Finalmente, Santo Ildefonso de Toledo
resume-lhe quase todos os títulos de honra nesta saudação: "Ó minha
senhora, minha dominadora: tu dominas em mim, ó mãe do meu Senhor... Senhora
entre as escravas, rainha entre as irmãs".
Recolhendo a lição desses e outros inumeráveis
testemunhos antigos, chamaram os teólogos a santíssima Virgem, rainha de todas
as coisas criadas, rainha do mundo e senhora do universo.
Por isso, Santo Afonso de Ligório, tendo
presente todos os testemunhos dos séculos precedentes, pôde escrever com a
maior devoção: "Porque a virgem Maria foi elevada até ser Mãe do Rei
dos reis, com justa razão a distingue a Igreja com o título de Rainha".

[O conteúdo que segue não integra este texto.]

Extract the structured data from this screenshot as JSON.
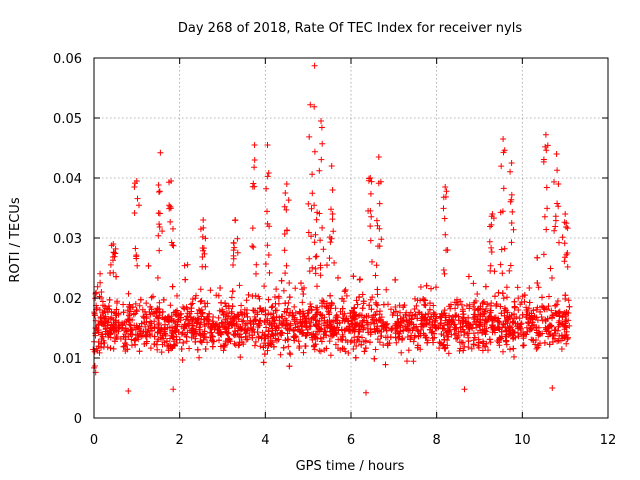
{
  "chart_data": {
    "type": "scatter",
    "title": "Day 268 of 2018, Rate Of TEC Index for receiver nyls",
    "xlabel": "GPS time / hours",
    "ylabel": "ROTI / TECUs",
    "xlim": [
      0,
      12
    ],
    "ylim": [
      0,
      0.06
    ],
    "xticks": [
      0,
      2,
      4,
      6,
      8,
      10,
      12
    ],
    "yticks": [
      0,
      0.01,
      0.02,
      0.03,
      0.04,
      0.05,
      0.06
    ],
    "xtick_labels": [
      "0",
      "2",
      "4",
      "6",
      "8",
      "10",
      "12"
    ],
    "ytick_labels": [
      "0",
      "0.01",
      "0.02",
      "0.03",
      "0.04",
      "0.05",
      "0.06"
    ],
    "grid": true,
    "marker": "+",
    "color": "#ff0000",
    "series": [
      {
        "name": "ROTI",
        "x_range": [
          0,
          11.1
        ],
        "typical_range": [
          0.005,
          0.028
        ],
        "peaks": [
          {
            "x": 0.04,
            "y": 0.0076
          },
          {
            "x": 0.45,
            "y": 0.029
          },
          {
            "x": 1.0,
            "y": 0.0395
          },
          {
            "x": 1.55,
            "y": 0.0442
          },
          {
            "x": 1.8,
            "y": 0.0395
          },
          {
            "x": 2.55,
            "y": 0.033
          },
          {
            "x": 3.3,
            "y": 0.033
          },
          {
            "x": 3.75,
            "y": 0.0455
          },
          {
            "x": 4.05,
            "y": 0.0455
          },
          {
            "x": 4.5,
            "y": 0.039
          },
          {
            "x": 5.05,
            "y": 0.0522
          },
          {
            "x": 5.15,
            "y": 0.0587
          },
          {
            "x": 5.3,
            "y": 0.0495
          },
          {
            "x": 5.55,
            "y": 0.042
          },
          {
            "x": 6.45,
            "y": 0.04
          },
          {
            "x": 6.65,
            "y": 0.0435
          },
          {
            "x": 8.2,
            "y": 0.0385
          },
          {
            "x": 9.3,
            "y": 0.034
          },
          {
            "x": 9.55,
            "y": 0.0465
          },
          {
            "x": 9.75,
            "y": 0.0425
          },
          {
            "x": 10.55,
            "y": 0.0472
          },
          {
            "x": 10.8,
            "y": 0.044
          },
          {
            "x": 11.0,
            "y": 0.034
          }
        ],
        "low_values": [
          {
            "x": 0.8,
            "y": 0.0045
          },
          {
            "x": 1.85,
            "y": 0.0048
          },
          {
            "x": 6.35,
            "y": 0.0042
          },
          {
            "x": 8.65,
            "y": 0.0048
          },
          {
            "x": 10.7,
            "y": 0.005
          }
        ]
      }
    ]
  }
}
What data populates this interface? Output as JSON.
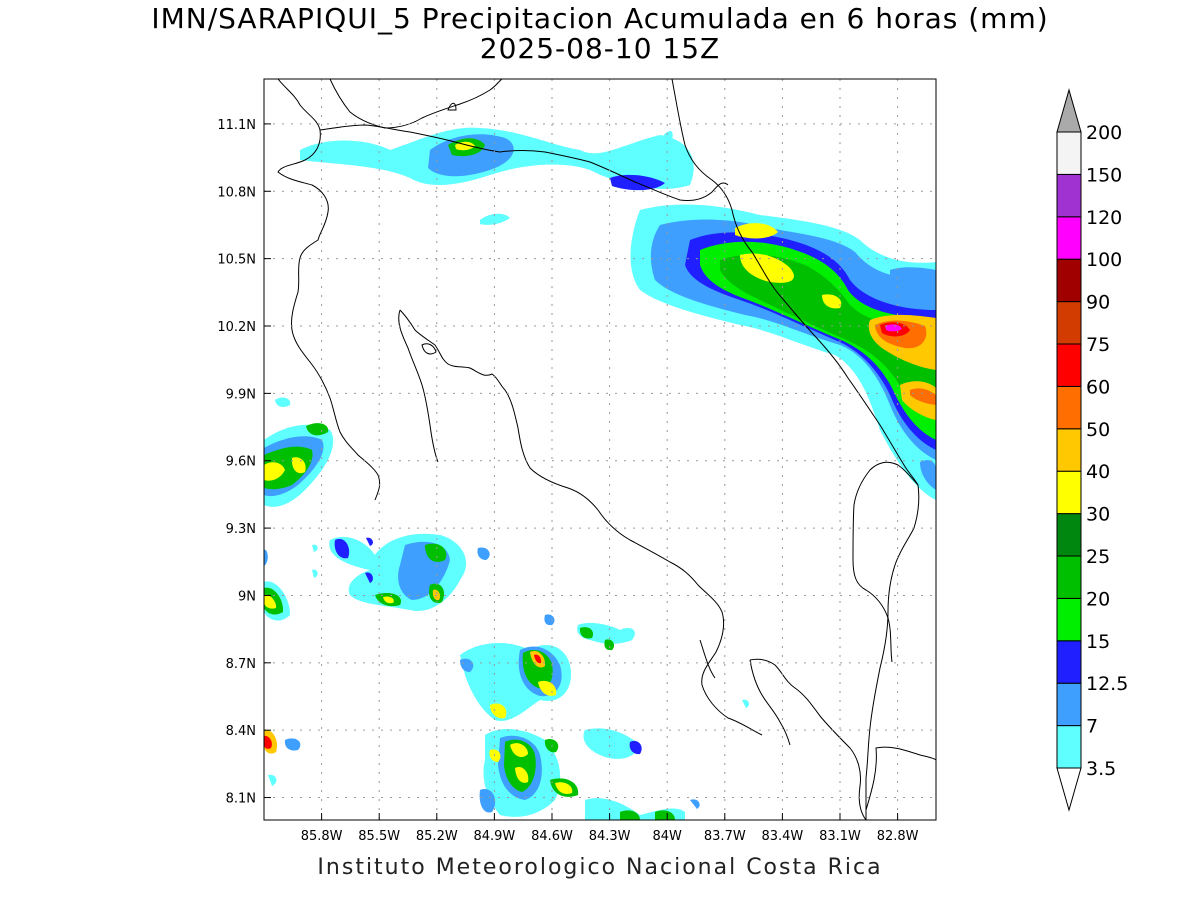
{
  "title": "IMN/SARAPIQUI_5 Precipitacion Acumulada en 6 horas (mm)",
  "subtitle": "2025-08-10 15Z",
  "footer": "Instituto Meteorologico Nacional Costa Rica",
  "map": {
    "lon_range": [
      -86.1,
      -82.6
    ],
    "lat_range": [
      8.0,
      11.3
    ],
    "x_ticks": [
      "85.8W",
      "85.5W",
      "85.2W",
      "84.9W",
      "84.6W",
      "84.3W",
      "84W",
      "83.7W",
      "83.4W",
      "83.1W",
      "82.8W"
    ],
    "x_tick_values": [
      -85.8,
      -85.5,
      -85.2,
      -84.9,
      -84.6,
      -84.3,
      -84.0,
      -83.7,
      -83.4,
      -83.1,
      -82.8
    ],
    "y_ticks": [
      "11.1N",
      "10.8N",
      "10.5N",
      "10.2N",
      "9.9N",
      "9.6N",
      "9.3N",
      "9N",
      "8.7N",
      "8.4N",
      "8.1N"
    ],
    "y_tick_values": [
      11.1,
      10.8,
      10.5,
      10.2,
      9.9,
      9.6,
      9.3,
      9.0,
      8.7,
      8.4,
      8.1
    ],
    "grid": true,
    "grid_style": "dotted"
  },
  "colorbar": {
    "placement": "right",
    "labels": [
      "3.5",
      "7",
      "12.5",
      "15",
      "20",
      "25",
      "30",
      "40",
      "50",
      "60",
      "75",
      "90",
      "100",
      "120",
      "150",
      "200"
    ],
    "colors": [
      "#5fffff",
      "#3f9fff",
      "#1f1fff",
      "#00ef00",
      "#00bf00",
      "#00870f",
      "#ffff00",
      "#ffc800",
      "#ff6e00",
      "#ff0000",
      "#d23c00",
      "#a00000",
      "#ff00ff",
      "#a032d2",
      "#f4f4f4"
    ],
    "under_color": "#ffffff",
    "over_color": "#aaaaaa"
  }
}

E certo que no sentido pleno, próprio e
absoluto, somente Jesus Cristo, Deus e homem, é rei; mas também Maria – de
maneira limitada e analógica, como Mãe de Cristo-Deus e como associada à obra
do divino Redentor, à sua luta contra os inimigos e ao triunfo deles obtido
participa da dignidade real. De fato, dessa união com Cristo-Rei deriva para
ela tão esplendente sublimidade, que supera a excelência de todas as coisas
criadas: dessa mesma união com Cristo nasce aquele poder real, pelo qual ela
pode dispensar os tesouros do reino do Redentor divino; finalmente, da mesma
união com Cristo se origina a inexaurível eficácia da sua intercessão junto do
Filho e do Pai.
Portanto, não há dúvida alguma que Maria
santíssima se avantaja em dignidade a todas as coisas criadas e tem sobre todas
o primado, a seguir ao seu Filho.
Dos testemunhos da antiguidade cristã, das
orações da liturgia, da inata devoção do povo cristão, das obras artísticas, de
toda a parte recolhemos expressões que nos mostram que a virgem Mãe de Deus se
distingue pela sua dignidade real; mostramos também que as razões, deduzidas
pela sagrada teologia do tesouro da fé divina, confirmam plenamente essa
verdade. De tantos testemunhos referidos forma-se uma espécie de concerto harmonioso
que exalta a incomparável dignidade real da Mãe de Deus e dos homens, a qual
domina todas as coisas criadas e foi elevada aos reinos celestes, acima dos
coros dos anjos.
Depois de atentas e ponderadas reflexões, tendo
chegado à convicção de que seriam grandes as vantagens para a Igreja, se essa
verdade solidamente demonstrada resplandecesse com maior evidência diante de
todos como luz que brilha mais, quando posta no candelabro, – com a nossa
autoridade apostólica decretamos e instituímos a festa de Maria rainha.